The telephone rang at precisely five-thirty. It was one of the things he liked about Chico; to her, five-thirty meant exactly five-thirty.
“Where are you?” he asked her.
“Memphis, of course.”
“Tennessee?” he asked.
“Don’t start. Of course, Tennessee.”
“Listen,” he said. “This is important. How did you find me?”
“A little Oriental guile. Why?”
“Because if you found me this easily, Svetlana, my ex-wife, can find me too. I can’t have that.”
“She doesn’t even know you’re in New Jersey,” Chico said. “And her name’s Cora.”
“You don’t know what she knows,” Trace said. “That woman knows every move I make. A chance word in the lobby of our condo…a talkative bellhop. I tell you, that woman can find out. It might have gotten out and maybe something was in the social columns. Jim Bacon might have written a piece. ‘Mr. Devlin Tracy and his Sicilian fortune cookie are traveling east to New Jersey.’ I tell you, that woman subscribes to a clipping service. She turns the reports directly over to the Mafia. I’ve got a contract on my head. How’d you find out where I was?”
“I remembered the town, so I called police headquarters and asked for the name of the hotels. I figured there’d be a couple and I’d call person-to-person for you, but the cops said there was only one and there you were. How do you stand that desk clerk?”
“Dexter? Actually, he’s kind of charming. If you don’t mind being treated like rancid meat. He liked you a lot.”
“Mutual, I’m sure,” Chico said. “How are you doing anyway?”
“I’m just about all done with this thing. There’s nothing that I can see to that old guy’s death at the sanatorium, and all I’ve got to do is stop in and pay my respects to the Carey family and I can go anytime.”
“You going back to Vegas?” Chico asked.
“Absolutely. I don’t want to be around here, I told you. When are you coming back?”

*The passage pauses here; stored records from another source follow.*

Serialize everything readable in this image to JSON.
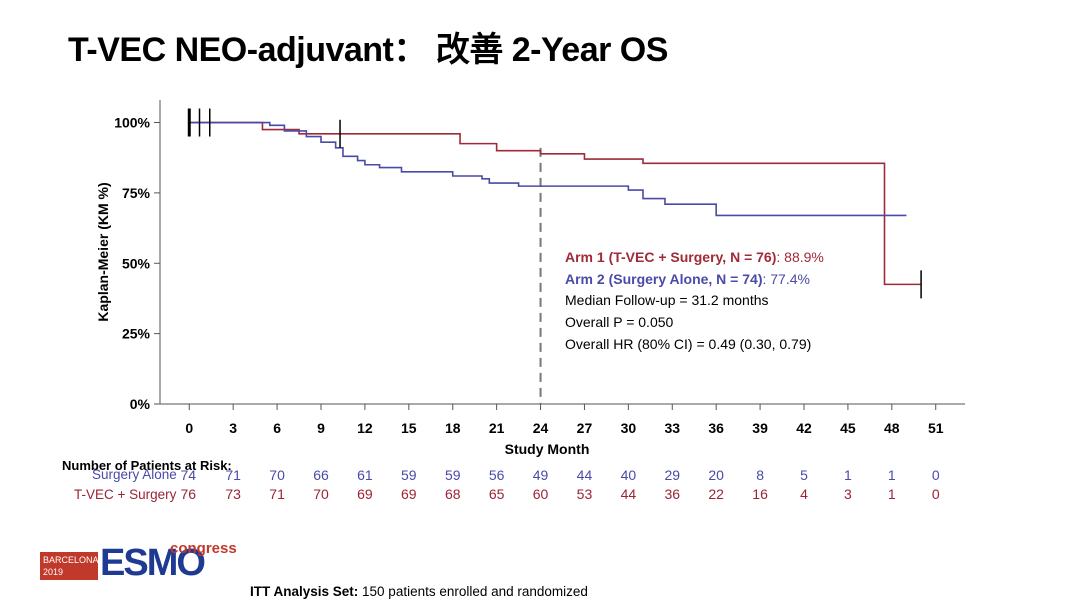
{
  "title": "T-VEC NEO-adjuvant： 改善 2-Year OS",
  "chart_data": {
    "type": "line",
    "xlabel": "Study Month",
    "ylabel": "Kaplan-Meier (KM %)",
    "x_ticks": [
      0,
      3,
      6,
      9,
      12,
      15,
      18,
      21,
      24,
      27,
      30,
      33,
      36,
      39,
      42,
      45,
      48,
      51
    ],
    "y_ticks": [
      {
        "value": 0,
        "label": "0%"
      },
      {
        "value": 25,
        "label": "25%"
      },
      {
        "value": 50,
        "label": "50%"
      },
      {
        "value": 75,
        "label": "75%"
      },
      {
        "value": 100,
        "label": "100%"
      }
    ],
    "xlim": [
      -2,
      53
    ],
    "ylim": [
      0,
      108
    ],
    "reference_line_x": 24,
    "series": [
      {
        "name": "Arm 1 (T-VEC + Surgery, N = 76)",
        "color": "#a12a38",
        "steps": [
          [
            0,
            100
          ],
          [
            5,
            97.5
          ],
          [
            7.5,
            96
          ],
          [
            18.5,
            92.5
          ],
          [
            21,
            90
          ],
          [
            24,
            88.9
          ],
          [
            27,
            87
          ],
          [
            31,
            85.5
          ],
          [
            47.5,
            85.5
          ],
          [
            47.5,
            42.5
          ],
          [
            50,
            42.5
          ]
        ],
        "censor_ticks": [
          [
            0,
            100
          ],
          [
            50,
            42.5
          ]
        ]
      },
      {
        "name": "Arm 2 (Surgery Alone, N = 74)",
        "color": "#4a4aa8",
        "steps": [
          [
            0,
            100
          ],
          [
            5.5,
            99
          ],
          [
            6.5,
            97
          ],
          [
            8,
            95
          ],
          [
            9,
            93
          ],
          [
            10,
            91
          ],
          [
            10.5,
            88
          ],
          [
            11.5,
            86.5
          ],
          [
            12,
            85
          ],
          [
            13,
            84
          ],
          [
            14.5,
            82.5
          ],
          [
            18,
            81
          ],
          [
            20,
            80
          ],
          [
            20.5,
            78.5
          ],
          [
            22.5,
            77.4
          ],
          [
            30,
            76
          ],
          [
            31,
            73
          ],
          [
            32.5,
            71
          ],
          [
            36,
            67
          ],
          [
            49,
            67
          ]
        ],
        "censor_ticks": [
          [
            0.7,
            100
          ],
          [
            1.4,
            100
          ],
          [
            10.3,
            96
          ]
        ]
      }
    ],
    "annotation": {
      "arm1_label": "Arm 1 (T-VEC + Surgery, N = 76)",
      "arm1_value": ": 88.9%",
      "arm2_label": "Arm 2 (Surgery Alone, N = 74)",
      "arm2_value": ": 77.4%",
      "line3": "Median Follow-up = 31.2 months",
      "line4": "Overall P = 0.050",
      "line5": "Overall HR  (80% CI) = 0.49 (0.30, 0.79)"
    },
    "at_risk": {
      "title": "Number of Patients at Risk:",
      "rows": [
        {
          "label": "Surgery Alone",
          "color": "#4a4aa8",
          "values": [
            74,
            71,
            70,
            66,
            61,
            59,
            59,
            56,
            49,
            44,
            40,
            29,
            20,
            8,
            5,
            1,
            1,
            0
          ]
        },
        {
          "label": "T-VEC + Surgery",
          "color": "#9b2335",
          "values": [
            76,
            73,
            71,
            70,
            69,
            69,
            68,
            65,
            60,
            53,
            44,
            36,
            22,
            16,
            4,
            3,
            1,
            0
          ]
        }
      ]
    }
  },
  "logo": {
    "city": "BARCELONA",
    "year": "2019",
    "brand": "ESMO",
    "word": "congress"
  },
  "footnote": {
    "bold": "ITT Analysis Set:",
    "text": " 150 patients enrolled and randomized"
  }
}
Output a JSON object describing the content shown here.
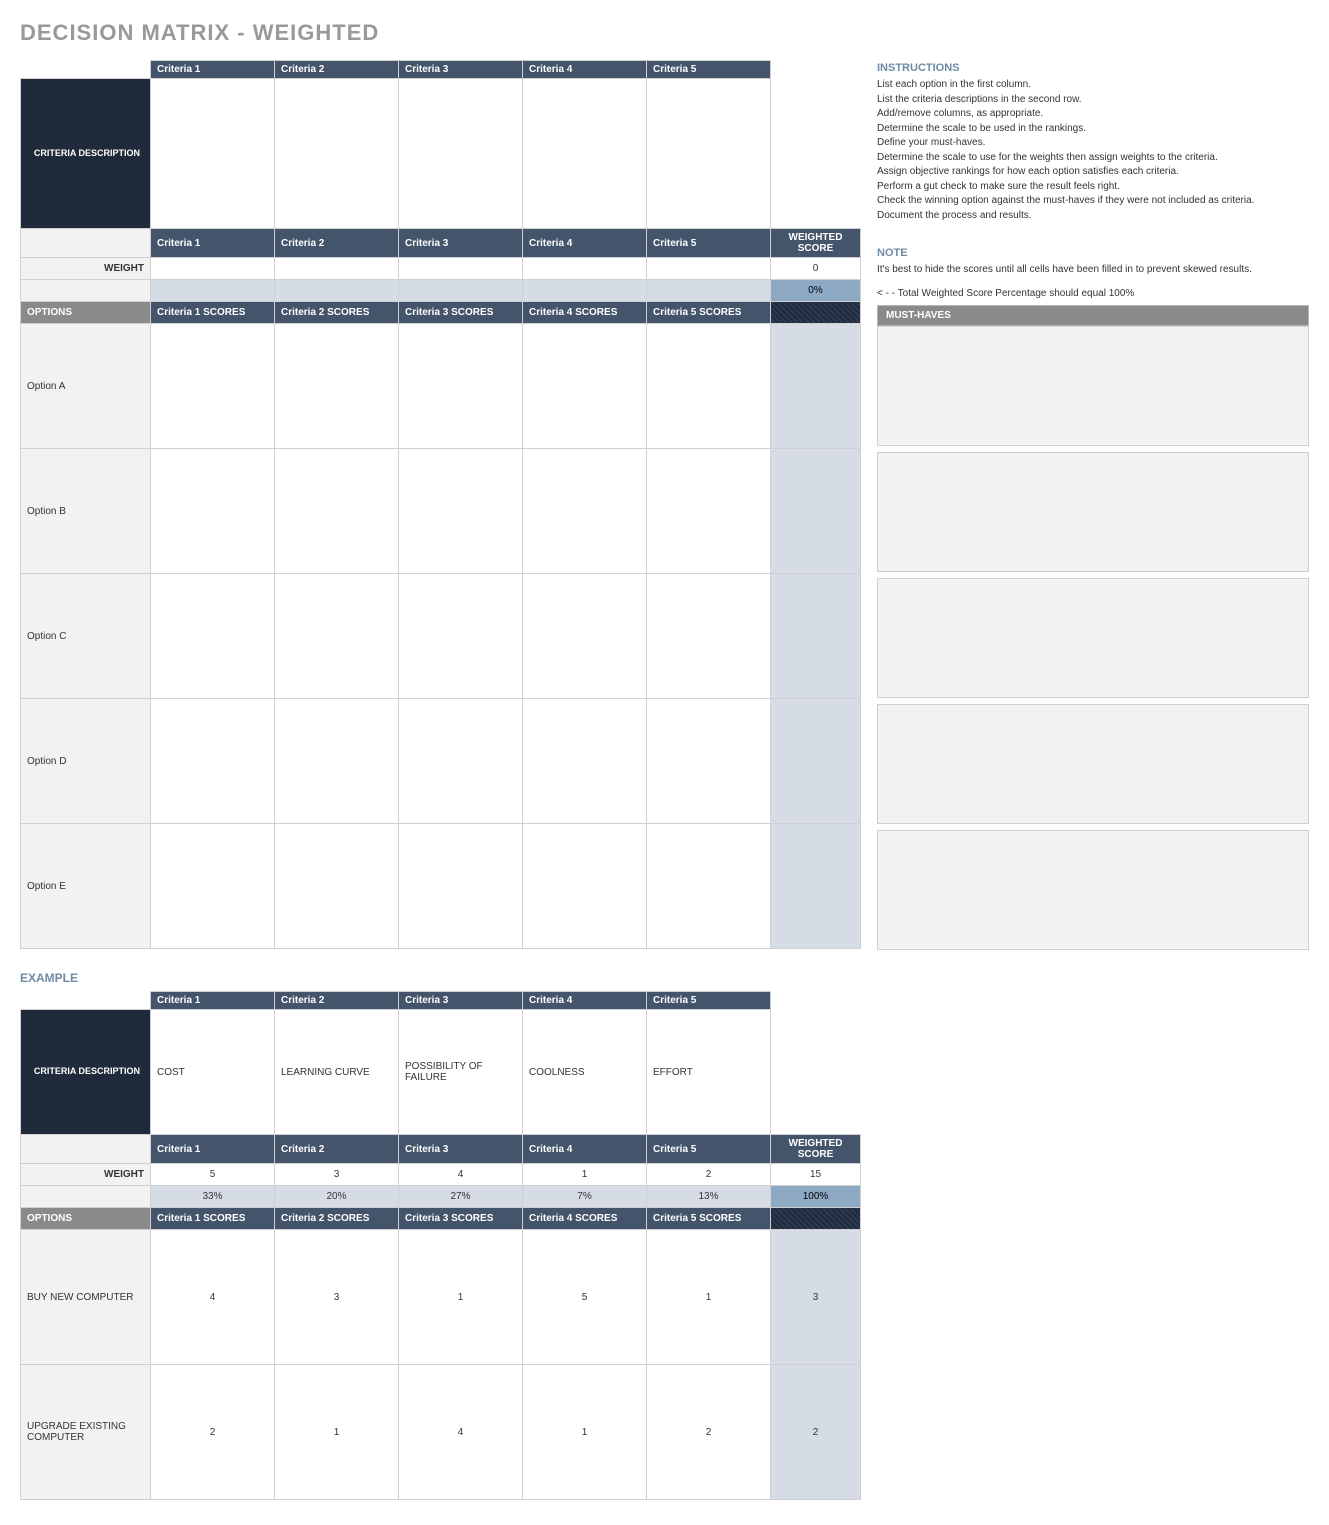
{
  "title": "DECISION MATRIX - WEIGHTED",
  "colors": {
    "header_dark": "#44546a",
    "header_navy": "#1f2a3a",
    "header_gray": "#8a8a8a",
    "row_light": "#f2f2f2",
    "row_lblue": "#d6dce5",
    "row_mblue": "#8ea9c4",
    "border": "#d0d0d0",
    "title_gray": "#999999",
    "accent_text": "#6f8aa5"
  },
  "main": {
    "criteria_headers": [
      "Criteria 1",
      "Criteria 2",
      "Criteria 3",
      "Criteria 4",
      "Criteria 5"
    ],
    "criteria_desc_label": "CRITERIA DESCRIPTION",
    "criteria_descriptions": [
      "",
      "",
      "",
      "",
      ""
    ],
    "weight_label": "WEIGHT",
    "weighted_score_label": "WEIGHTED SCORE",
    "weights": [
      "",
      "",
      "",
      "",
      ""
    ],
    "weight_total": "0",
    "weight_percents": [
      "",
      "",
      "",
      "",
      ""
    ],
    "weight_percent_total": "0%",
    "options_label": "OPTIONS",
    "score_headers": [
      "Criteria 1 SCORES",
      "Criteria 2 SCORES",
      "Criteria 3 SCORES",
      "Criteria 4 SCORES",
      "Criteria 5 SCORES"
    ],
    "options": [
      {
        "name": "Option A",
        "scores": [
          "",
          "",
          "",
          "",
          ""
        ],
        "weighted": ""
      },
      {
        "name": "Option B",
        "scores": [
          "",
          "",
          "",
          "",
          ""
        ],
        "weighted": ""
      },
      {
        "name": "Option C",
        "scores": [
          "",
          "",
          "",
          "",
          ""
        ],
        "weighted": ""
      },
      {
        "name": "Option D",
        "scores": [
          "",
          "",
          "",
          "",
          ""
        ],
        "weighted": ""
      },
      {
        "name": "Option E",
        "scores": [
          "",
          "",
          "",
          "",
          ""
        ],
        "weighted": ""
      }
    ]
  },
  "side": {
    "instructions_title": "INSTRUCTIONS",
    "instructions": [
      "List each option in the first column.",
      "List the criteria descriptions in the second row.",
      "Add/remove columns, as appropriate.",
      "Determine the scale to be used in the rankings.",
      "Define your must-haves.",
      "Determine the scale to use for the weights then assign weights to the criteria.",
      "Assign objective rankings for how each option satisfies each criteria.",
      "Perform a gut check to make sure the result feels right.",
      "Check the winning option against the must-haves if they were not included as criteria.",
      "Document the process and results."
    ],
    "note_title": "NOTE",
    "note_text": "It's best to hide the scores until all cells have been filled in to prevent skewed results.",
    "footnote": "< - - Total Weighted Score Percentage should equal 100%",
    "must_haves_label": "MUST-HAVES",
    "must_haves_count": 5
  },
  "example": {
    "title": "EXAMPLE",
    "criteria_headers": [
      "Criteria 1",
      "Criteria 2",
      "Criteria 3",
      "Criteria 4",
      "Criteria 5"
    ],
    "criteria_desc_label": "CRITERIA DESCRIPTION",
    "criteria_descriptions": [
      "COST",
      "LEARNING CURVE",
      "POSSIBILITY OF FAILURE",
      "COOLNESS",
      "EFFORT"
    ],
    "weight_label": "WEIGHT",
    "weighted_score_label": "WEIGHTED SCORE",
    "weights": [
      "5",
      "3",
      "4",
      "1",
      "2"
    ],
    "weight_total": "15",
    "weight_percents": [
      "33%",
      "20%",
      "27%",
      "7%",
      "13%"
    ],
    "weight_percent_total": "100%",
    "options_label": "OPTIONS",
    "score_headers": [
      "Criteria 1 SCORES",
      "Criteria 2 SCORES",
      "Criteria 3 SCORES",
      "Criteria 4 SCORES",
      "Criteria 5 SCORES"
    ],
    "options": [
      {
        "name": "BUY NEW COMPUTER",
        "scores": [
          "4",
          "3",
          "1",
          "5",
          "1"
        ],
        "weighted": "3"
      },
      {
        "name": "UPGRADE EXISTING COMPUTER",
        "scores": [
          "2",
          "1",
          "4",
          "1",
          "2"
        ],
        "weighted": "2"
      }
    ]
  }
}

“Probably not for a few days,” she said.
“Oh. How’s your sister?”
“Sist—Oh, sure, she’s fine. We’re having a wonderful time. I didn’t know how many relatives I had down here.”
“Want me to come down and do the tea ceremony with them?”
“The last time I put you near my family and you wanted to do a tea ceremony, you larded up the tea with vodka and everybody threw up.”
“Come on, I’ll behave this time,” he said.
“No,” she said quickly. “Just me and the sister. We don’t get much of a chance to be together.”
“So I have to fly back to Vegas alone?”
“Don’t pout. Why not? You’ve done it before.”
“Never by choice. All those old wo
men with blue hair, they’re lurking on those planes, just waiting for one like me. And they eat all the chicken and all I get is codfish. Ah, the hell with it. You’re not interested in my troubles. Where are you staying anyway? Where can I reach you?”
“That’s why I called back,” she said. “I’m at a public phone. Sis and I didn’t like our motel room, so we moved out. We haven’t found another one yet, so I don’t have a number.”
“All right,” Trace said flatly.
“So I’ll call you, if you’re still there. Otherwise, I’ll see you back in Vegas.”
“Whatever you want.”
“Cheer up. I’ve got a question for you. How high is Mount Fujiyama?”
“Who cares?” Trace said.
“It’s 12,365 feet high. You know how I know?”
“’Cause you used to live there when you were master-minding World War Two. How do I know?”
“Because there’s twelve months in a year and 365 days in a year: 12,365. That’s the height.”
“That’s ridiculous,” Trace said. “Does it grow a foot every four years for leap year?”
“Disregard leap year.”
“How can you disregard one year out of four?” he asked.
“If I knew you were going to be crabby, I wouldn’t have called.”
“Why should I be crabby? Enjoy yourself in Memphis, Tennessee. It’s all right. I’ll sit here in this old folks’ home, drinking myself into oblivion.”
“Yeah,” she said. “That’s the answer to everything, isn’t it?”
“What do you mean by that?”
“You’re an alcoholic, Trace.”
“I know it.”
“There’s no future in alcoholics,” she said.
“The hell with the future. Live for the present, I always say. Tomorrow you may be on a plane to Las Vegas, by yourself, flying with a lot of women with blue hair who are eating up all the Muslim food.”
“Why don’t you try not drinking for a while?” she said.
“Why don’t you try coming back up here?”